I received your letter of the 11th inst. I have also been very busy—have been working steady since I got back home. I am very glad to hear that you appreciate my poor efforts at letter-writing.

Too bad about your girl getting married. You are right about the girls all wanting to marry a man with money. I guess that's the reason I'm not married. Never mind, old chap, you will find another girl—there are others, don't you know.

You state in your letter that since returning home you have been troubled with the asthma, and on account of the moist air and the land being so low and full of malaria you feared an attack of pneumonia. I hope you are well again and are rid of the cold.

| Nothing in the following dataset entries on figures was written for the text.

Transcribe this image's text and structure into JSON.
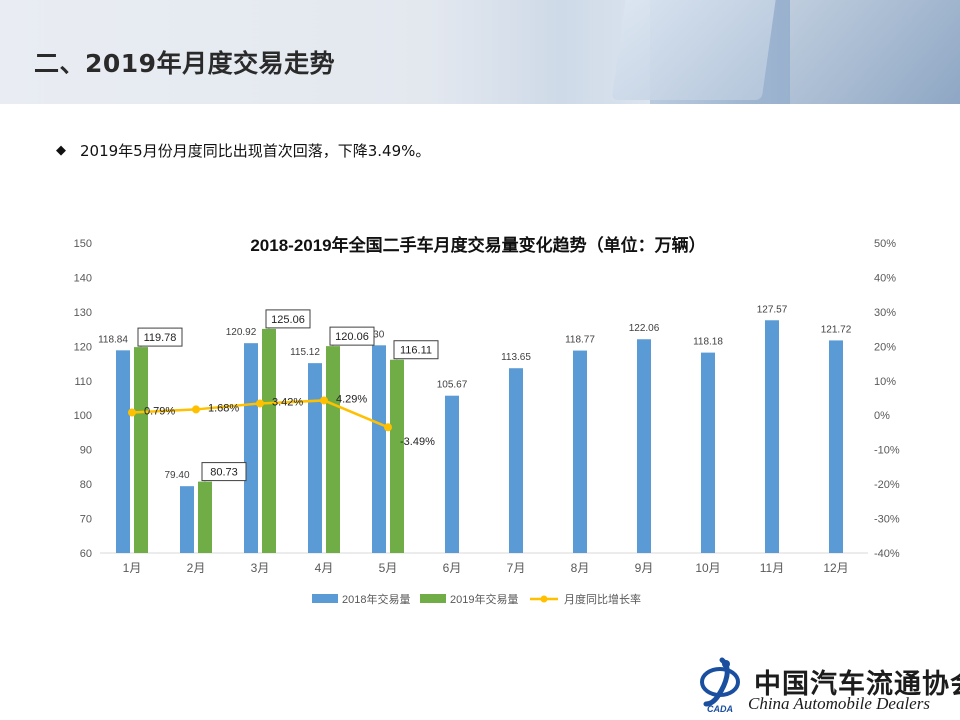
{
  "page": {
    "title": "二、2019年月度交易走势",
    "bullet": "2019年5月份月度同比出现首次回落，下降3.49%。"
  },
  "logo": {
    "cn": "中国汽车流通协会",
    "en": "China Automobile Dealers",
    "mark_text": "CADA"
  },
  "colors": {
    "series_2018": "#5b9bd5",
    "series_2019": "#70ad47",
    "growth_line": "#ffc000"
  },
  "chart_data": {
    "type": "bar",
    "title": "2018-2019年全国二手车月度交易量变化趋势（单位：万辆）",
    "categories": [
      "1月",
      "2月",
      "3月",
      "4月",
      "5月",
      "6月",
      "7月",
      "8月",
      "9月",
      "10月",
      "11月",
      "12月"
    ],
    "series": [
      {
        "name": "2018年交易量",
        "type": "bar",
        "axis": "left",
        "values": [
          118.84,
          79.4,
          120.92,
          115.12,
          120.3,
          105.67,
          113.65,
          118.77,
          122.06,
          118.18,
          127.57,
          121.72
        ]
      },
      {
        "name": "2019年交易量",
        "type": "bar",
        "axis": "left",
        "values": [
          119.78,
          80.73,
          125.06,
          120.06,
          116.11,
          null,
          null,
          null,
          null,
          null,
          null,
          null
        ]
      },
      {
        "name": "月度同比增长率",
        "type": "line",
        "axis": "right",
        "values": [
          0.79,
          1.68,
          3.42,
          4.29,
          -3.49,
          null,
          null,
          null,
          null,
          null,
          null,
          null
        ]
      }
    ],
    "data_labels_2018": [
      "118.84",
      "79.40",
      "120.92",
      "115.12",
      "120.30",
      "105.67",
      "113.65",
      "118.77",
      "122.06",
      "118.18",
      "127.57",
      "121.72"
    ],
    "data_labels_2019": [
      "119.78",
      "80.73",
      "125.06",
      "120.06",
      "116.11"
    ],
    "data_labels_growth": [
      "0.79%",
      "1.68%",
      "3.42%",
      "4.29%",
      "-3.49%"
    ],
    "ylim_left": [
      60,
      150
    ],
    "yticks_left": [
      "60",
      "70",
      "80",
      "90",
      "100",
      "110",
      "120",
      "130",
      "140",
      "150"
    ],
    "ylim_right": [
      -40,
      50
    ],
    "yticks_right": [
      "-40%",
      "-30%",
      "-20%",
      "-10%",
      "0%",
      "10%",
      "20%",
      "30%",
      "40%",
      "50%"
    ],
    "legend_position": "bottom",
    "grid": false
  }
}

I see you are in the grocery business. That proposition is all right, if you stay at home for a few years. Stick to it, old chap, for awhile, anyway.

I intend to stay at home for awhile, and any time I do go away I will let you know about it. Perhaps we may meet again out in the tall and uncut wild and wooly.

Say, Jack, do you remember in San Francisco "Murry & Ready," the "St. George" where we stopped, "Madera," the "Sugar Pine Co.," the sixty-mile "stage ride," the run-away, the comfortable little cabin on the side of the hill where we slept that night, the long tramp next day out of the Sugar Pine Mountains, and the boss we had in Fresno at the Madera Planing Mill? Them were some great old times.

My folks are all well, thank you. Trusting the same of yours, I will close, with kindest regards and best wishes,

Your old side partner in California,

PHIL.

P. A. Franck, 3851 Juniata St., St. Louis, Mo.